Steven Spielberg has said goodbye to Hollywood and joined the growing list of billionaires fleeing California ahead of a hefty new proposed wealth tax as Gov. Gavin Newsom (D) remains committed to taxing the state into prosperity.
The Daily Mail reports the director bought a home in the iconic San Remo co-op in New York City overlooking Central Park.
Other high-net worth individuals such as Meta’s Mark Zuckerberg and Google co-founder Sergey Brin have also fled the Golden State and more are tipped to follow in an effort to escape punitive taxation measures so warmly embraced by Newsom.
The outlet provides background to the new tax and its broad impact:
The much maligned proposal would see residents with a net worth of more than $1 billion pay a one-time tax worth five percent of their assets.
If the bill passes a vote due in November, it would retroactively affect billionaires living in the state beginning January 1, 2026, and would include stocks, art and intellectual property in the calculation.
The movement is an attempt to recoup funds for essential services, such as health care and education, funded by the taxpayer dollars from the state’s large population of billionaires.
Spielberg’s spokesperson said the primary reason for his Big Apple move was to be closer to family.

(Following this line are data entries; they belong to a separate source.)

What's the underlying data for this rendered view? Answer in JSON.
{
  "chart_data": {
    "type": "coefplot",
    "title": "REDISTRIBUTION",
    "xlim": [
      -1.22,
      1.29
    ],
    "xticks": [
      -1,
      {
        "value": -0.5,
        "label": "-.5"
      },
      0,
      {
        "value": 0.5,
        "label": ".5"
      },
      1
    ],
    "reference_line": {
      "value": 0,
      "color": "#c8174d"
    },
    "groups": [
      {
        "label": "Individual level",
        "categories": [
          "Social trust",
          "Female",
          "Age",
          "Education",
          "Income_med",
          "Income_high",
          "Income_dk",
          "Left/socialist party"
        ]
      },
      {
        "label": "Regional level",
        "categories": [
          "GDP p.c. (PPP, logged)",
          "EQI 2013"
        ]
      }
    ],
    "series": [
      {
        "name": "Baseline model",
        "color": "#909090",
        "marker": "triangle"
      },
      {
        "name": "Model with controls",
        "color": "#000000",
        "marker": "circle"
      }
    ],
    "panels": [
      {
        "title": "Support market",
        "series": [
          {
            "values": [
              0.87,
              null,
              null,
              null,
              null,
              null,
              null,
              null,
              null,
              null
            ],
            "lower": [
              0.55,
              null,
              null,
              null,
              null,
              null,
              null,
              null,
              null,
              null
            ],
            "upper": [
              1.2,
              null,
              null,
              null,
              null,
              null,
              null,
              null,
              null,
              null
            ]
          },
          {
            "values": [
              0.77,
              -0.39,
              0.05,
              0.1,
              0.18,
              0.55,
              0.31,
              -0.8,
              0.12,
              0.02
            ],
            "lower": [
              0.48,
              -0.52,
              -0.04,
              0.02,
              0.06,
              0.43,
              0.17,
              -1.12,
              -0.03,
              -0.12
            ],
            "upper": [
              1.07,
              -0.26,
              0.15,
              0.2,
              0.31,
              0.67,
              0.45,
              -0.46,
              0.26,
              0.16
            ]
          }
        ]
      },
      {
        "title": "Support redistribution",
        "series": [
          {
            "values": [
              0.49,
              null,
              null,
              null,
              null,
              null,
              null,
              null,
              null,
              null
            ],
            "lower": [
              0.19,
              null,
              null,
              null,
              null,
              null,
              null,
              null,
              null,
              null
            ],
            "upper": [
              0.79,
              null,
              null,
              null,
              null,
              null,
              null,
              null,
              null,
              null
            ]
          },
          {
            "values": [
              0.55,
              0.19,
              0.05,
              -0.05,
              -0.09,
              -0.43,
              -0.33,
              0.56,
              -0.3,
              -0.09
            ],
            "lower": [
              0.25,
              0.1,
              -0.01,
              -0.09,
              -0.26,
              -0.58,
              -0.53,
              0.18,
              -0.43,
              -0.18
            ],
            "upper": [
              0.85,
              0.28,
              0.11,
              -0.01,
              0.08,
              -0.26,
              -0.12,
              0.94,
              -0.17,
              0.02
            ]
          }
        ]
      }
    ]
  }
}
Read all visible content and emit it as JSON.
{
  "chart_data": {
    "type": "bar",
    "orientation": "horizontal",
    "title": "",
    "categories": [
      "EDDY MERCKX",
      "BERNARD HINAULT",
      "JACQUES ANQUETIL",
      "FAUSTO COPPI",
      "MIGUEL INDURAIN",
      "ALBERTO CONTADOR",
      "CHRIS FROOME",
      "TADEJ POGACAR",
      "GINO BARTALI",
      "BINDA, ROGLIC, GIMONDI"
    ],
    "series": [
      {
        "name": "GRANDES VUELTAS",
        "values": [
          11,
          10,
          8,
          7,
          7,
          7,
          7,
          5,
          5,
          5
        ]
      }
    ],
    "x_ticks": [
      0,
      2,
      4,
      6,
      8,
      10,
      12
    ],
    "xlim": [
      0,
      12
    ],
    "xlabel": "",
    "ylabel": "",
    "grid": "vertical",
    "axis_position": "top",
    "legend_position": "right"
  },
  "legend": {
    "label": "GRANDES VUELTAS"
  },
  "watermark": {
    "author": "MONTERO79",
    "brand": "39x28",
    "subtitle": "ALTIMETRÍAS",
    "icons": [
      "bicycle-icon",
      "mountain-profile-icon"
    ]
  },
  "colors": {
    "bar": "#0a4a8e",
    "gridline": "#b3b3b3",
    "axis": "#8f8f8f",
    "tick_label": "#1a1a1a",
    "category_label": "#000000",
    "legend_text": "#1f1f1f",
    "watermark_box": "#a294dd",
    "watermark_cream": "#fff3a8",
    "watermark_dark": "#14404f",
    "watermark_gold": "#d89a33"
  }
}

The San Remo, 145 Central Park West apartment building in Manhattan as seen from Central Park, New York City, USA. (Education Images/Universal Images Group via Getty Images)
Meanwhile Mark Zuckerberg and his wife, pediatrician Priscilla Chan, are considering buying a $200-million waterfront mansion in South Florida, the Wall Street Journal first reported earlier this month.
The property is located in Miami’s Indian Creek, a gated barrier island that is an alcove of the wealthy and the influential, including Amazon founder Jeff Bezos and Trump’s daughter Ivanka and her husband, Jared Kushner.
Representatives for Zuckerberg declined to comment.
If approved, the new tax would reportedly raise roughly $100 billion although no exact economic reasoning has been given for arriving at that figure.
Critics say it would simply drive the wealthy, their companies – and their dollars – out of the state, the Los Angeles Times reports.
Indeed, it was Britain’s wartime leader Sir Winston Churchill who famously argued against high taxation as a means of somehow making society “fairer,” stating:
“For a nation to try to tax itself into prosperity is like a man standing in a bucket and trying to lift himself up by the handle.”